Orchard Road is block after block of Prada, Gucci, and Cartier, like Newport Beach with a modern subway system instead of traffic.

Neighborhoods like Kapong Glam and Little India celebrate the city’s cultural and religious diversity. Quiet parks, fragrant produce in street stalls, and herb shops and bakeries. Hawker kitchens with halal foods and curries and ginger tea.

Yesterday, I ate a $4 noodle dish that I could eat every day for the rest of my life.

Singapore is remarkable.

The iconic famous sculptures are freakishly large and dramatic.

Part of the lobby of the Parkview, an art deco masterpiece in the center.

It’s remarkable and there is something here you don’t believe. A city of 5.6 million people with no bad smells (except the durian), no bugs, no scabby dogs. No one is going to steal your phone and the public art never asks you to think hard. In five days, I have not heard laughter or anger or music. I suspect everyone flosses.

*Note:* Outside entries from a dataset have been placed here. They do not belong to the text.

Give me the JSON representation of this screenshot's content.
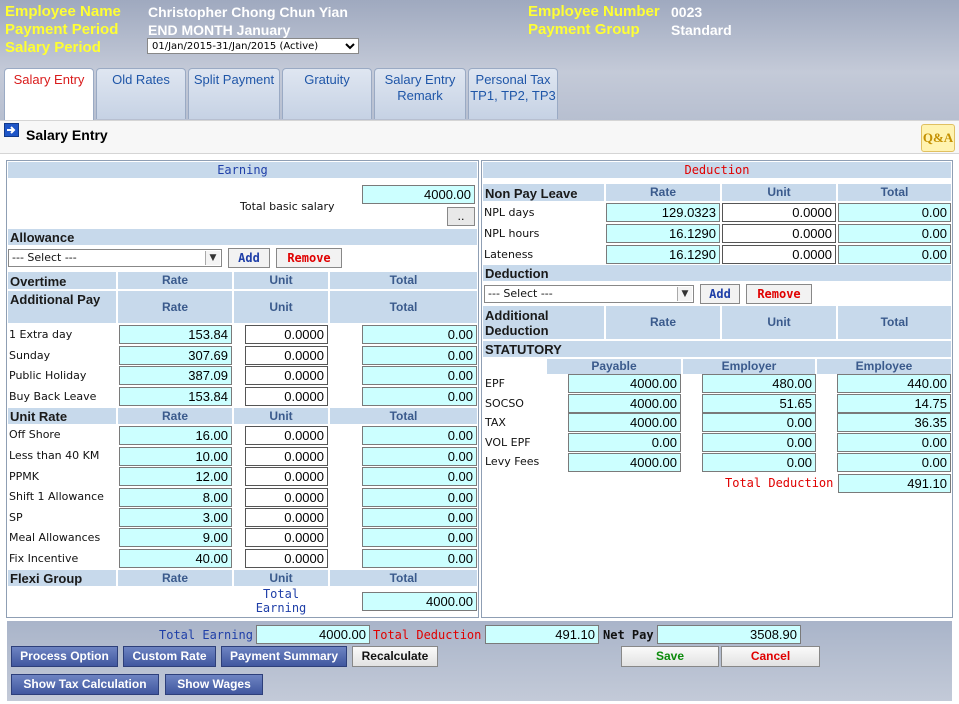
{
  "header": {
    "employee_name_label": "Employee Name",
    "employee_name": "Christopher Chong Chun Yian",
    "payment_period_label": "Payment Period",
    "payment_period": "END MONTH  January",
    "salary_period_label": "Salary Period",
    "salary_period_selected": "01/Jan/2015-31/Jan/2015 (Active)",
    "employee_number_label": "Employee Number",
    "employee_number": "0023",
    "payment_group_label": "Payment Group",
    "payment_group": "Standard"
  },
  "tabs": [
    {
      "label": "Salary Entry",
      "active": true
    },
    {
      "label": "Old Rates",
      "active": false
    },
    {
      "label": "Split Payment",
      "active": false
    },
    {
      "label": "Gratuity",
      "active": false
    },
    {
      "label": "Salary Entry Remark",
      "active": false
    },
    {
      "label": "Personal Tax TP1, TP2, TP3",
      "active": false
    }
  ],
  "page_title": "Salary Entry",
  "qa_icon_text": "Q&A",
  "earning": {
    "title": "Earning",
    "total_basic_salary_label": "Total basic salary",
    "total_basic_salary": "4000.00",
    "browse_label": "..",
    "allowance_label": "Allowance",
    "select_placeholder": "--- Select ---",
    "add_label": "Add",
    "remove_label": "Remove",
    "col_rate": "Rate",
    "col_unit": "Unit",
    "col_total": "Total",
    "overtime_label": "Overtime",
    "additional_pay_label": "Additional Pay",
    "additional_pay_rows": [
      {
        "label": "1 Extra day",
        "rate": "153.84",
        "unit": "0.0000",
        "total": "0.00"
      },
      {
        "label": "Sunday",
        "rate": "307.69",
        "unit": "0.0000",
        "total": "0.00"
      },
      {
        "label": "Public Holiday",
        "rate": "387.09",
        "unit": "0.0000",
        "total": "0.00"
      },
      {
        "label": "Buy Back Leave",
        "rate": "153.84",
        "unit": "0.0000",
        "total": "0.00"
      }
    ],
    "unit_rate_label": "Unit Rate",
    "unit_rate_rows": [
      {
        "label": "Off Shore",
        "rate": "16.00",
        "unit": "0.0000",
        "total": "0.00"
      },
      {
        "label": "Less than 40 KM",
        "rate": "10.00",
        "unit": "0.0000",
        "total": "0.00"
      },
      {
        "label": "PPMK",
        "rate": "12.00",
        "unit": "0.0000",
        "total": "0.00"
      },
      {
        "label": "Shift 1 Allowance",
        "rate": "8.00",
        "unit": "0.0000",
        "total": "0.00"
      },
      {
        "label": "SP",
        "rate": "3.00",
        "unit": "0.0000",
        "total": "0.00"
      },
      {
        "label": "Meal Allowances",
        "rate": "9.00",
        "unit": "0.0000",
        "total": "0.00"
      },
      {
        "label": "Fix Incentive",
        "rate": "40.00",
        "unit": "0.0000",
        "total": "0.00"
      }
    ],
    "flexi_group_label": "Flexi Group",
    "total_earning_label": "Total Earning",
    "total_earning": "4000.00"
  },
  "deduction": {
    "title": "Deduction",
    "non_pay_leave_label": "Non Pay Leave",
    "col_rate": "Rate",
    "col_unit": "Unit",
    "col_total": "Total",
    "npl_rows": [
      {
        "label": "NPL days",
        "rate": "129.0323",
        "unit": "0.0000",
        "total": "0.00"
      },
      {
        "label": "NPL hours",
        "rate": "16.1290",
        "unit": "0.0000",
        "total": "0.00"
      },
      {
        "label": "Lateness",
        "rate": "16.1290",
        "unit": "0.0000",
        "total": "0.00"
      }
    ],
    "deduction_label": "Deduction",
    "select_placeholder": "--- Select ---",
    "add_label": "Add",
    "remove_label": "Remove",
    "additional_deduction_label": "Additional Deduction",
    "statutory_label": "STATUTORY",
    "col_payable": "Payable",
    "col_employer": "Employer",
    "col_employee": "Employee",
    "statutory_rows": [
      {
        "label": "EPF",
        "payable": "4000.00",
        "employer": "480.00",
        "employee": "440.00"
      },
      {
        "label": "SOCSO",
        "payable": "4000.00",
        "employer": "51.65",
        "employee": "14.75"
      },
      {
        "label": "TAX",
        "payable": "4000.00",
        "employer": "0.00",
        "employee": "36.35"
      },
      {
        "label": "VOL EPF",
        "payable": "0.00",
        "employer": "0.00",
        "employee": "0.00"
      },
      {
        "label": "Levy Fees",
        "payable": "4000.00",
        "employer": "0.00",
        "employee": "0.00"
      }
    ],
    "total_deduction_label": "Total Deduction",
    "total_deduction": "491.10"
  },
  "footer": {
    "total_earning_label": "Total Earning",
    "total_earning": "4000.00",
    "total_deduction_label": "Total Deduction",
    "total_deduction": "491.10",
    "net_pay_label": "Net Pay",
    "net_pay": "3508.90",
    "process_option": "Process Option",
    "custom_rate": "Custom Rate",
    "payment_summary": "Payment Summary",
    "recalculate": "Recalculate",
    "save": "Save",
    "cancel": "Cancel",
    "show_tax_calculation": "Show Tax Calculation",
    "show_wages": "Show Wages"
  }
}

I am sitting on that mural’s “chair.” Get it?

I didn’t visit a single museum because I think I won’t believe them.

I visited the temples and mosques, with their messy ideas and acknowledgement of pain.

Singapore is like a production of something real. It’s too clean. It’s too quiet. It’s not even a powder keg! I shouldn’t have tried to hug my tour guide!

The food is awesome though, no doubt about that.

The aftermath of my chili crab lunch. You should have seen the other guy!

“The world is mud-lucious and puddle-wonderful.”
                       — e.e. cummings

8 comments

  1. Sounds like you saw Singapore the best way, Kim! My son’s college roommate was from Singapore, and he got to go home with him for two weeks one break. He loved the food, too, and also the plant wall in the airport.

  2. The airport is quite amazing. It’s very high-tech but, unlike Haneda in Tokyo, the technology is not in your face and it doesn’t create a dehumanized environment. I never waited for anything and I had a great experience with the airport officials after I lost my carry on. They found it before my boarding started!